BLACK HISTORY MINUTE!!! Dred Scott - (1795 - 1858)



Dred Scott (1795 – September 17, 1858), was an African-American slave in the United States who unsuccessfully sued for his freedom and that of his wife and their two daughters in the Dred Scott v. Sandford case of 1857, popularly known as "the Dred Scott Decision." The case was based on the fact that although he and his wife Harriet Scott were slaves, they had lived with his master Dr. John Emerson in states and territories where slavery was illegal according to both state laws and the Northwest Ordinance of 1787, including Illinois and Minnesota (which was then part of the Wisconsin Territory). The United States Supreme Court decided 7–2 against Scott, finding that neither he nor any other person of African ancestry could claim citizenship in the United States, and therefore Scott could not bring suit in federal court under diversity of citizenship rules. Moreover, Scott's temporary residence outside Missouri did not bring about his emancipation under the Missouri Compromise, which the court ruled unconstitutional as it would improperly deprive Scott's owner of his legal property.

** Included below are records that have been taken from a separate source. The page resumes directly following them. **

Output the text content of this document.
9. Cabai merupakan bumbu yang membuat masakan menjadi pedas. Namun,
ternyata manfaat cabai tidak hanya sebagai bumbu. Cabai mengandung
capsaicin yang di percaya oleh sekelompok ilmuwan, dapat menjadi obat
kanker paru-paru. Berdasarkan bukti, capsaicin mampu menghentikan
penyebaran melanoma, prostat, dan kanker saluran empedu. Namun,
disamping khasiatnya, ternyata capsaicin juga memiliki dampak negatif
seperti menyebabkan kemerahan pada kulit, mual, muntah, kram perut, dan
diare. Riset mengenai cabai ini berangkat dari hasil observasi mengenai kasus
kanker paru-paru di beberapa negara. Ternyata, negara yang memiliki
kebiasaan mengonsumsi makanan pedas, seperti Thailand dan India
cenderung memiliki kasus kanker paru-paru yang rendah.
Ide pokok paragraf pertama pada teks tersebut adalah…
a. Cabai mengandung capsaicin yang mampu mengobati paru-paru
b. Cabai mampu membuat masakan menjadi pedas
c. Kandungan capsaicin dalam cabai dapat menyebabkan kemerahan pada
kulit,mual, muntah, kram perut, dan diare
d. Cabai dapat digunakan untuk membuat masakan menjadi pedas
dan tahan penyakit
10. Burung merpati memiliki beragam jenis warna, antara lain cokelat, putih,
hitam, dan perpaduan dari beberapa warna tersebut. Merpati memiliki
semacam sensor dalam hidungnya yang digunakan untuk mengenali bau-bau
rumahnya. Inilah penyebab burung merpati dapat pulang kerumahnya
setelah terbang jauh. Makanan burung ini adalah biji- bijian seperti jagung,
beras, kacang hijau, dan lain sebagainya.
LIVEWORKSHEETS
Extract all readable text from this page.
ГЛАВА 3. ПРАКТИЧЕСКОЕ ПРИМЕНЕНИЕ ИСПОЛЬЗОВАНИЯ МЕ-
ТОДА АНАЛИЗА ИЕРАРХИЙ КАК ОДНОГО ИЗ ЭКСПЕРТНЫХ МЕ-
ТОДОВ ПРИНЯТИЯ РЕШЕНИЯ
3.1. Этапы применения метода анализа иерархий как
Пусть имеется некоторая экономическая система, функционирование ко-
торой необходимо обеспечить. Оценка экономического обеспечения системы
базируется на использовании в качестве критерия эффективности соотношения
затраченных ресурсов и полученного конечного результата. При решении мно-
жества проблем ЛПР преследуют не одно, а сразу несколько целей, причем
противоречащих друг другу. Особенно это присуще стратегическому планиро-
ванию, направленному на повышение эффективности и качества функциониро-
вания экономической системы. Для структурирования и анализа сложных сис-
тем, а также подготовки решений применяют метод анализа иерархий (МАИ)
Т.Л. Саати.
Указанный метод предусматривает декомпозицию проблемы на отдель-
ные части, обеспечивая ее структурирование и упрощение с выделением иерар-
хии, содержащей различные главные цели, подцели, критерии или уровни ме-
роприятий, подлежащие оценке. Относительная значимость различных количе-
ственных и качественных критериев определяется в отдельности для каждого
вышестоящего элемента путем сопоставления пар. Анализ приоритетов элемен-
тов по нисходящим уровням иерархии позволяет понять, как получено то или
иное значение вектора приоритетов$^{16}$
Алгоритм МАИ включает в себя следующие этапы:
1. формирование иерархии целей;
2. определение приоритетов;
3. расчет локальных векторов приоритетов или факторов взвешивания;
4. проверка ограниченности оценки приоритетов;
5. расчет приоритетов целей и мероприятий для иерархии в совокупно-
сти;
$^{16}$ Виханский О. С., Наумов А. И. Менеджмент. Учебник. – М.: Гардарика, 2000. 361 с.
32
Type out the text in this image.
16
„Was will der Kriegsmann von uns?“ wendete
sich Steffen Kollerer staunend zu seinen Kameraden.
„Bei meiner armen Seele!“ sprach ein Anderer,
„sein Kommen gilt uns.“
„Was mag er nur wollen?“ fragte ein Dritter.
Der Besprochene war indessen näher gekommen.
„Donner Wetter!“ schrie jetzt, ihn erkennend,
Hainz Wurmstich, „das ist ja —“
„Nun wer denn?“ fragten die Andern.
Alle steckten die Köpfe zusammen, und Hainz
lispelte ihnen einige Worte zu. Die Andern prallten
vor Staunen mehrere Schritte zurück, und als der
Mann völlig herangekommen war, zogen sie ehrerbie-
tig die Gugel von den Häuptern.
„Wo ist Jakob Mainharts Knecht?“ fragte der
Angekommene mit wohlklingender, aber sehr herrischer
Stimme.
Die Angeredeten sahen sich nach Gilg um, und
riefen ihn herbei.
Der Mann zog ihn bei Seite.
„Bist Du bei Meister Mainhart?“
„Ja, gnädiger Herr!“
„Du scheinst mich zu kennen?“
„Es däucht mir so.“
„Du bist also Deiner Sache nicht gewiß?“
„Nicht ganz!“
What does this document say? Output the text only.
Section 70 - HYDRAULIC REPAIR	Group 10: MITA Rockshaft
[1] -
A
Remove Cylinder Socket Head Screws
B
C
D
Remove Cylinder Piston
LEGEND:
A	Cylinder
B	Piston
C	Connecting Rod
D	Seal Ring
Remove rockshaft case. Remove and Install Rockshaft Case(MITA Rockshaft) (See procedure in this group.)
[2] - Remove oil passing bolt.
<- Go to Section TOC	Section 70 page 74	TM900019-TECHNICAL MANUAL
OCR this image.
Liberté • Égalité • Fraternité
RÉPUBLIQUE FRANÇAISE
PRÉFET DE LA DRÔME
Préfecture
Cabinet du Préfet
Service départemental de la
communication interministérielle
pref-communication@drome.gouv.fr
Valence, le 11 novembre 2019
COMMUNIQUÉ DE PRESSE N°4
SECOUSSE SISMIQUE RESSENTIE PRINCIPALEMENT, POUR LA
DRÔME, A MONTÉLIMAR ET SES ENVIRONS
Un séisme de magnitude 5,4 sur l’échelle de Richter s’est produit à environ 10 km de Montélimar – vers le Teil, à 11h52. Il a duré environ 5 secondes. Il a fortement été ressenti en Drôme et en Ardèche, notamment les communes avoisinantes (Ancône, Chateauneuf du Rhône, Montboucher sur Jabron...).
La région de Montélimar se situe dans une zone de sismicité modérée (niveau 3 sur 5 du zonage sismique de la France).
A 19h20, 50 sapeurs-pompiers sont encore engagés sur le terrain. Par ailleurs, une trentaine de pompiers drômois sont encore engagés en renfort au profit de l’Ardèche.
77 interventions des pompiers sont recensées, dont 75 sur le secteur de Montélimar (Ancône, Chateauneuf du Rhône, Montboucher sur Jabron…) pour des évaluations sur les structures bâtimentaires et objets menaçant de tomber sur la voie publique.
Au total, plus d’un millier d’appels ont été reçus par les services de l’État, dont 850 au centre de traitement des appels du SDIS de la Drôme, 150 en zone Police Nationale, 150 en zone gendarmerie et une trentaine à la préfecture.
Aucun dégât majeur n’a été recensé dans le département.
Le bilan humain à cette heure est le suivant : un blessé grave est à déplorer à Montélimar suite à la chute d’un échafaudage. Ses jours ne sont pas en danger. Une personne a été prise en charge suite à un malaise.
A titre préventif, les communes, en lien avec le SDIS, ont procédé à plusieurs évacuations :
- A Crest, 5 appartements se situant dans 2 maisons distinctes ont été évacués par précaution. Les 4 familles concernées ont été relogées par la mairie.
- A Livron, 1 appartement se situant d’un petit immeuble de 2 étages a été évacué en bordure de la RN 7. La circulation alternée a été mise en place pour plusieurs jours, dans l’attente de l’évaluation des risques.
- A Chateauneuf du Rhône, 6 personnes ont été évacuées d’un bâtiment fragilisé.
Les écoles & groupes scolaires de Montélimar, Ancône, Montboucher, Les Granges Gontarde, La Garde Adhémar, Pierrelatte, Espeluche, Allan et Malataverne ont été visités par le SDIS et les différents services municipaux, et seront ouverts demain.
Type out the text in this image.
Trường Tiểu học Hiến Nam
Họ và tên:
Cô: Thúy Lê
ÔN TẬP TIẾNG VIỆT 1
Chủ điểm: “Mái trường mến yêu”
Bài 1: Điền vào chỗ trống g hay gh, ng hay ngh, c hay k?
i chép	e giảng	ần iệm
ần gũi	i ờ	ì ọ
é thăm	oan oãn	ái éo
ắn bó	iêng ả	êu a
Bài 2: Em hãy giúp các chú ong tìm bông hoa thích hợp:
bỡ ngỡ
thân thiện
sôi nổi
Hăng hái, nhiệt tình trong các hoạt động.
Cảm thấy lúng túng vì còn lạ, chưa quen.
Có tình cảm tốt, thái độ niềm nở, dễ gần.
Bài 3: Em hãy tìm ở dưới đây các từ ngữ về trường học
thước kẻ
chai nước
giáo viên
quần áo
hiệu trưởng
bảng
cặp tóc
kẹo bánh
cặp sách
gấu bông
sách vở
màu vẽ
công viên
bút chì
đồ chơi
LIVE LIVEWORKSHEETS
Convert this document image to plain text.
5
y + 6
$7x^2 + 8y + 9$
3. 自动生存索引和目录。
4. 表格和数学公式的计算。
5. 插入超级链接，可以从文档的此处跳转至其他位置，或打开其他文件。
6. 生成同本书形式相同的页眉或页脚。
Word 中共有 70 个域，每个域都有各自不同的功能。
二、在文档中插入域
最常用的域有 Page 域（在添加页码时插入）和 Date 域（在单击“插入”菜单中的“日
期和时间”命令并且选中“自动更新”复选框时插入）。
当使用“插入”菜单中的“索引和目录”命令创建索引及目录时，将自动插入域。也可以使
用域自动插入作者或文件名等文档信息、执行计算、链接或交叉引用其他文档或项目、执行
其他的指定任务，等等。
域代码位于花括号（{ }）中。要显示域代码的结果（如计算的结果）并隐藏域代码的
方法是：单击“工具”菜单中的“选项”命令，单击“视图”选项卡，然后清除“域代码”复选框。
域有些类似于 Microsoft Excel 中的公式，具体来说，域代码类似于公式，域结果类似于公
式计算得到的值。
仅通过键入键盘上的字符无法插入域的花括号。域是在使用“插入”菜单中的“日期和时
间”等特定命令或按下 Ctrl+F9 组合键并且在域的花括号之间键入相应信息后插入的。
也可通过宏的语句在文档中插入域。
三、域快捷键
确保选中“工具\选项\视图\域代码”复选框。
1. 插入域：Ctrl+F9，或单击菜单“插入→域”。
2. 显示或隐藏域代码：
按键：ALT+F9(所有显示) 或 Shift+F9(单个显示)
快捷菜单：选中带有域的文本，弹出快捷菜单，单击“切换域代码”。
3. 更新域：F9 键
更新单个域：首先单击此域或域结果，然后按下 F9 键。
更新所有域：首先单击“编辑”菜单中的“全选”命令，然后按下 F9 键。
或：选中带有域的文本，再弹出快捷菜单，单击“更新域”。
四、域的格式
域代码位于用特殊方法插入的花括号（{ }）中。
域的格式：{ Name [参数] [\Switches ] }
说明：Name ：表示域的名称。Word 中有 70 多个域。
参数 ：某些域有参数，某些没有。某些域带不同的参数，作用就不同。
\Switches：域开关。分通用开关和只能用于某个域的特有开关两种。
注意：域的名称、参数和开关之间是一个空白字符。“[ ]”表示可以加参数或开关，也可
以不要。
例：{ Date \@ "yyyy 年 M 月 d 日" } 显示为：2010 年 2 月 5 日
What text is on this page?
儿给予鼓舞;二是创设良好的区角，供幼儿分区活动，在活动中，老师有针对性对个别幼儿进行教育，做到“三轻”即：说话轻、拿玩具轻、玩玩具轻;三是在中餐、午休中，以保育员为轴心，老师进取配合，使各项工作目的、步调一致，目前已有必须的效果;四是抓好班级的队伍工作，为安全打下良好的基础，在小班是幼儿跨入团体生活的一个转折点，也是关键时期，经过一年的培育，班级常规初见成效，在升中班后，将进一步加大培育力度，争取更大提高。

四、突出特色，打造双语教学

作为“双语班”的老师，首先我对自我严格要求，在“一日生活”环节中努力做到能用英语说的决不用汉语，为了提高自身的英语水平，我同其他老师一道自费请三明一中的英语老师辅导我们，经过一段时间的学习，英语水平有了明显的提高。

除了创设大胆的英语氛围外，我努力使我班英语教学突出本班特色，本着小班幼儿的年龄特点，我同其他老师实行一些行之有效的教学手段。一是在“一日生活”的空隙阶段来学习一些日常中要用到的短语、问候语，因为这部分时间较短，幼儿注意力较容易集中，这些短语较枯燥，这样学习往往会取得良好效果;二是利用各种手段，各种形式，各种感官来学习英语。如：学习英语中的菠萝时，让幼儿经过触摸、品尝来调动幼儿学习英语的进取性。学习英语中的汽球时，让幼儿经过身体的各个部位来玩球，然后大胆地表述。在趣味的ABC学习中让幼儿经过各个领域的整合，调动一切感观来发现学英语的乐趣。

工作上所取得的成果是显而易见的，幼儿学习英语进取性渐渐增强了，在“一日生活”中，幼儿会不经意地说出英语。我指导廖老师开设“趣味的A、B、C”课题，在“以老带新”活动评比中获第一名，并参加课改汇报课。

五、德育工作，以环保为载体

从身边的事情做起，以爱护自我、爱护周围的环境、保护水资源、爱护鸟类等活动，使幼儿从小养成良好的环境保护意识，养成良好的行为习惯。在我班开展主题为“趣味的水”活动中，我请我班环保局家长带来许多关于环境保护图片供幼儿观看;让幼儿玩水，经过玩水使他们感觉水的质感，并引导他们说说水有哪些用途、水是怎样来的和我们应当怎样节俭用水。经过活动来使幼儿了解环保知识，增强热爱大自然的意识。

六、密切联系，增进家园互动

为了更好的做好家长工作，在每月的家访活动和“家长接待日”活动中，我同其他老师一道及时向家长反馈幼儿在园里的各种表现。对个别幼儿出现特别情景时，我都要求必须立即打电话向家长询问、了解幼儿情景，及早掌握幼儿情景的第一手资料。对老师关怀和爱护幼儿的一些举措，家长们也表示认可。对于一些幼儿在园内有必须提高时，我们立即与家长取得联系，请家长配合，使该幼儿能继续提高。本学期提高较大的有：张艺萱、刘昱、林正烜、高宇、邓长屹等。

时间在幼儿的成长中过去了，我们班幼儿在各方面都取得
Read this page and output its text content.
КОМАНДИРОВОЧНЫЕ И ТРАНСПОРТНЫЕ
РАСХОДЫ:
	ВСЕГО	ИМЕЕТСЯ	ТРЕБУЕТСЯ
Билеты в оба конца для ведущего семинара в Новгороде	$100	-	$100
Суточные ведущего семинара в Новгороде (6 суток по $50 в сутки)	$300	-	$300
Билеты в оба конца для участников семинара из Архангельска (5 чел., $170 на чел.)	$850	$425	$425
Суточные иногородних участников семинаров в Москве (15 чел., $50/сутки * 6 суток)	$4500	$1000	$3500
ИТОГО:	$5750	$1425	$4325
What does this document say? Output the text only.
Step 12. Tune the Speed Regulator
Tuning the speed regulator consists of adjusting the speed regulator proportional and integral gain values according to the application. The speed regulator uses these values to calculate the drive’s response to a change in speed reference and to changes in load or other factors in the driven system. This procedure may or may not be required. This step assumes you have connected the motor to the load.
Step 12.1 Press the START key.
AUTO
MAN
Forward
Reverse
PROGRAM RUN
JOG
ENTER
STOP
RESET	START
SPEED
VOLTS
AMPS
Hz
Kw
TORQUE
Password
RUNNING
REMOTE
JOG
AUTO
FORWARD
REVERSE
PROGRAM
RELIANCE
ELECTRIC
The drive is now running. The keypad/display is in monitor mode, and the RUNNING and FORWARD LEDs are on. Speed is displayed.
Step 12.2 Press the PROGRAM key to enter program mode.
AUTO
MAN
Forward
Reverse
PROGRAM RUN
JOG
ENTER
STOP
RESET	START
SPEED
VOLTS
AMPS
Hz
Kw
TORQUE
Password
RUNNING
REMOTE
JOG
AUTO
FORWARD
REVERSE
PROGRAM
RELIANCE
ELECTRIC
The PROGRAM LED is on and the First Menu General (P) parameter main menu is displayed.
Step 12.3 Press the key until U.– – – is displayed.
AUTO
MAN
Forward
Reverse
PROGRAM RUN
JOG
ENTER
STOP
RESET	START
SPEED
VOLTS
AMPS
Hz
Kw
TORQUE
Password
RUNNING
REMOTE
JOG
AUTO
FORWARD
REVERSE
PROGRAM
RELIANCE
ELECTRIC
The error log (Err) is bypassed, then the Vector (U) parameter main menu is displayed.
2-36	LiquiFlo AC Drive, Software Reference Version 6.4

Following the ruling, Scott and his family were returned to Emerson's widow. In the meantime, her brother John Sanford had been committed to an insane asylum.
In 1850, Irene Sanford Emerson had remarried. Her new husband, Calvin C. Chaffee, was an abolitionist, who shortly after their marriage was elected to the US Congress. Chaffee was apparently unaware that his wife owned the most prominent slave in the United States until one month before the Supreme Court decision. By then it was too late for him to intervene. Chaffee was harshly criticized for having been married to a slaveholder. He persuaded Irene to return Scott to the Blow family, his original owners. By this time, the Blow family had relocated to Missouri and become opponents of slavery. Henry Taylor Blow emancipated the four Scotts on May 26, 1857, less than three months after the Supreme Court ruling.
Scott went to work as a porter in St. Louis. About 17 months later, he died from tuberculosis in September 1858. Scott was survived by his wife and his two daughters.